You get it now, right? This is my Thing. Every single page.

 

 

AFTER THE SCENE AT CIRCLE SHARE, AFTER GIA HAD WALKED
languidly out of the Rec Lodge, after Amanda had calmly told us all to take a breather and come back new again and she kept Boone behind for twenty minutes, they almost canceled the overnight hike. I guess it was because a younger girl heard Gia whisper something to one of her cabinmates before breakfast the next day, and though she didn't catch it all she thought she heard the word
blood
or maybe it was just
bitch
, and she couldn't be sure who Gia was talking about. But they looked through all of our bags, and even took Gia aside for a more thorough search of her clothing, and all they found was a blue pen that didn't even have its metal clip in some other Sixteen's daypack, so they let us all go because, they said, this was the world we created and didn't we have to learn to live in it?

What was surprising, of course, was that they still let Gia go at all. She must have given Amanda an elaborately convincing explanation when they spoke alone in the Rec Lodge. That, or there hadn't been time for Margaret to climb up to the lookout to find out from Ben if the story was true. Or maybe they just simply didn't believe Boone. But the fact remained that, when it came time to load up the van with our packs and boots and water bottles, squeezing ourselves in between the gear where we could, Boone was nowhere to be found, and Gia got in. She sat up front, of course. Didn't so much as glance at me.

Margaret drove out of the parking lot and headed down toward Hindman. We'd only been in the van about ten minutes before she turned onto an old fire road that was edged with the brittle skeletons of whortleberry bushes, tangled and brown in the October light. From there, we continued to drop down a few hundred feet. Margaret stopped the van at the trailhead long before I was ready to get out.

To say that I didn't want to be there would be a serious understatement. It had been just over twenty-four hours since Gia had slapped Boone in Circle Share. I hadn't talked to either of them since then. Boone had been in the cabin the night before, of course, but she'd been uncharacteristically quiet and — perhaps in deference to her — the other girls didn't ask too many questions about what had happened. I caught Jules looking at me strangely a few times, but I'd gotten into my sleeping bag early, turning toward the wall and pretending to sleep. Boone hadn't hung around in the morning to watch Jules and I stuff our backpacks with the requisite crap. In fact, I hadn't seen her at all since right after breakfast, when she left the Mess Hall, a pack of cigarettes clearly visible in the back pocket of her jeans. It was obvious that, since she had nothing left to lose, she was going to leave nothing left undone. Smoking in plain daylight was just an afterthought.

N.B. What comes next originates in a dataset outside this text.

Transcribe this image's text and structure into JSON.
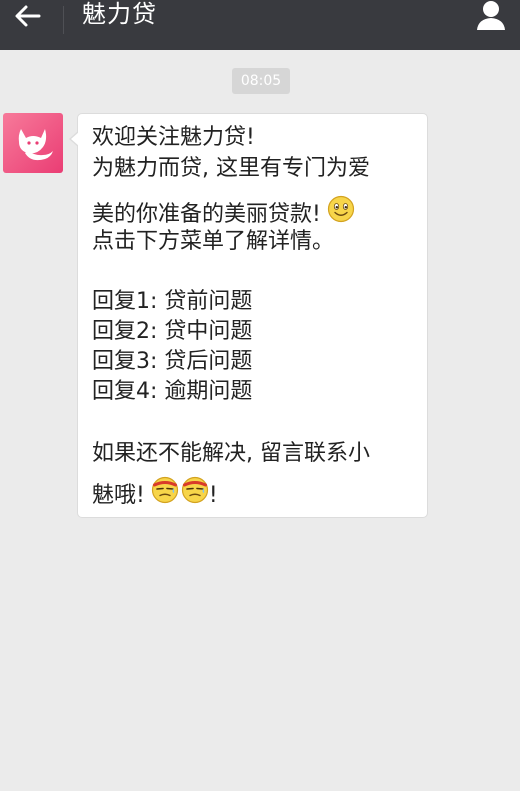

“Here we are,” Margaret said to a silent audience. No one moved. She swiveled in her seat so that she could see most of the van's occupants. “Ahem. Ladies. I said, here we are.”

The look she gave us was persuasive. People started moving, though slowly. Boots were laced, shirt layers added. One by one, we piled out of the van and huddled next to it in the cold, looking around at the austere scenery. This was not one of those pristine mountain days that photographers seem to capture so well for outdoor magazines. The muddy abundance from earlier in the summer had given way to desiccation in some places, rot in others. The smell that rose from the ground was heavy with decomposition: leaves, soggy pinecones, limp and wilted flower stems. The air was dry, though, so cold it burned the backs of our throats as we stood there breathing nervously and taking it all in. Margaret had stopped at a trailhead that wound away from the old fire road and disappeared into the trees.

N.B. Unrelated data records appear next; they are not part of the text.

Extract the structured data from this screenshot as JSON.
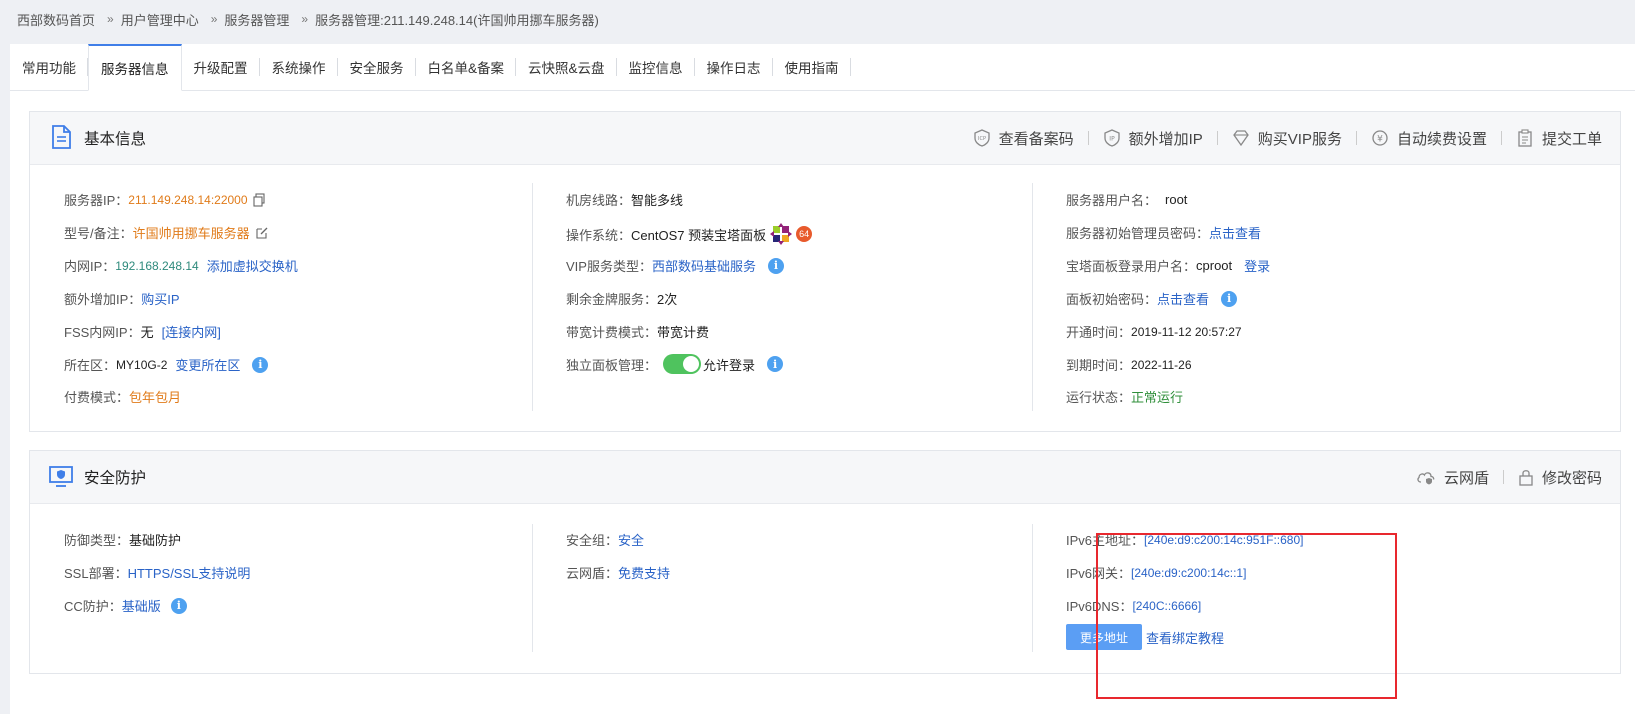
{
  "breadcrumb": {
    "items": [
      "西部数码首页",
      "用户管理中心",
      "服务器管理",
      "服务器管理:211.149.248.14(许国帅用挪车服务器)"
    ],
    "separator": "»"
  },
  "tabs": [
    {
      "label": "常用功能"
    },
    {
      "label": "服务器信息",
      "active": true
    },
    {
      "label": "升级配置"
    },
    {
      "label": "系统操作"
    },
    {
      "label": "安全服务"
    },
    {
      "label": "白名单&备案"
    },
    {
      "label": "云快照&云盘"
    },
    {
      "label": "监控信息"
    },
    {
      "label": "操作日志"
    },
    {
      "label": "使用指南"
    }
  ],
  "basic": {
    "title": "基本信息",
    "actions": {
      "view_record": "查看备案码",
      "add_ip": "额外增加IP",
      "buy_vip": "购买VIP服务",
      "auto_renew": "自动续费设置",
      "submit_ticket": "提交工单"
    },
    "col1": {
      "server_ip_label": "服务器IP：",
      "server_ip_value": "211.149.248.14:22000",
      "model_label": "型号/备注：",
      "model_value": "许国帅用挪车服务器",
      "lan_ip_label": "内网IP：",
      "lan_ip_value": "192.168.248.14",
      "lan_ip_link": "添加虚拟交换机",
      "extra_ip_label": "额外增加IP：",
      "extra_ip_link": "购买IP",
      "fss_label": "FSS内网IP：",
      "fss_value": "无",
      "fss_link": "[连接内网]",
      "region_label": "所在区：",
      "region_value": "MY10G-2",
      "region_link": "变更所在区",
      "pay_label": "付费模式：",
      "pay_value": "包年包月"
    },
    "col2": {
      "line_label": "机房线路：",
      "line_value": "智能多线",
      "os_label": "操作系统：",
      "os_value": "CentOS7 预装宝塔面板",
      "os_badge": "64",
      "vip_label": "VIP服务类型：",
      "vip_link": "西部数码基础服务",
      "gold_label": "剩余金牌服务：",
      "gold_value": "2次",
      "bw_label": "带宽计费模式：",
      "bw_value": "带宽计费",
      "panel_label": "独立面板管理：",
      "panel_value": "允许登录",
      "panel_enabled": true
    },
    "col3": {
      "user_label": "服务器用户名：",
      "user_value": "root",
      "init_pwd_label": "服务器初始管理员密码：",
      "init_pwd_link": "点击查看",
      "bt_user_label": "宝塔面板登录用户名：",
      "bt_user_value": "cproot",
      "bt_login_link": "登录",
      "panel_pwd_label": "面板初始密码：",
      "panel_pwd_link": "点击查看",
      "open_label": "开通时间：",
      "open_value": "2019-11-12 20:57:27",
      "expire_label": "到期时间：",
      "expire_value": "2022-11-26",
      "status_label": "运行状态：",
      "status_value": "正常运行"
    }
  },
  "security": {
    "title": "安全防护",
    "actions": {
      "cloud_shield": "云网盾",
      "change_pwd": "修改密码"
    },
    "col1": {
      "defense_label": "防御类型：",
      "defense_value": "基础防护",
      "ssl_label": "SSL部署：",
      "ssl_link": "HTTPS/SSL支持说明",
      "cc_label": "CC防护：",
      "cc_link": "基础版"
    },
    "col2": {
      "sg_label": "安全组：",
      "sg_link": "安全",
      "shield_label": "云网盾：",
      "shield_link": "免费支持"
    },
    "col3": {
      "ipv6_main_label": "IPv6主地址：",
      "ipv6_main_value": "[240e:d9:c200:14c:951F::680]",
      "ipv6_gw_label": "IPv6网关：",
      "ipv6_gw_value": "[240e:d9:c200:14c::1]",
      "ipv6_dns_label": "IPv6DNS：",
      "ipv6_dns_value": "[240C::6666]",
      "more_button": "更多地址",
      "tutorial_link": "查看绑定教程"
    }
  },
  "colors": {
    "accent": "#3f7ee8",
    "link": "#2a63c7",
    "orange": "#e07b1a",
    "green": "#2f8f3a",
    "toggle_on": "#4fc35e",
    "highlight": "#e8282e"
  }
}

“You'll want to hold on to these,” she was saying as she handed out photocopies of a crudely drawn map. “Each of your camping spots is marked here with an X. If you run into trouble during the night, find your closest neighbor. You won't be so far apart that this would be difficult.” She paused, glancing around the group mildly. “And you'll also want these.” She reached into her coat pocket and pulled out a tangle of red whistles. Gwen and Karen hadn't mentioned the whistles, and I wondered if they were a new addition to the overnight. “I've given a walkie-talkie to three of you.” Margaret pointed to a Seventeen and two Fifteens who shuffled their feet importantly. “If Betsy, Katia, or Jennifer hears you whistle, they will contact me immediately. Okay? It's not like you're totally alone out there.” She smiled.

I didn't feel especially comforted by the bright red whistle in my hand. Even so, I slung its thin rope over my head so that it lay across my chest. I felt like a lifeguard. Jules caught my eye and pointed her finger at me.

“Hey, you! Out of the water!” She laughed.

We began putting on our backpacks, testing their weight, adjusting the shoulder straps. Margaret had handed out Ziploc bags before we left the school that were filled with two nights' worth of pasta and dehydrated sauce, instant oatmeal, and energy bars for our lunch, and we each had a small cooking pot and a miniature camping stove. Somehow, these items made our packs feel twice as heavy. There was, I'll admit, quite a bit of groaning.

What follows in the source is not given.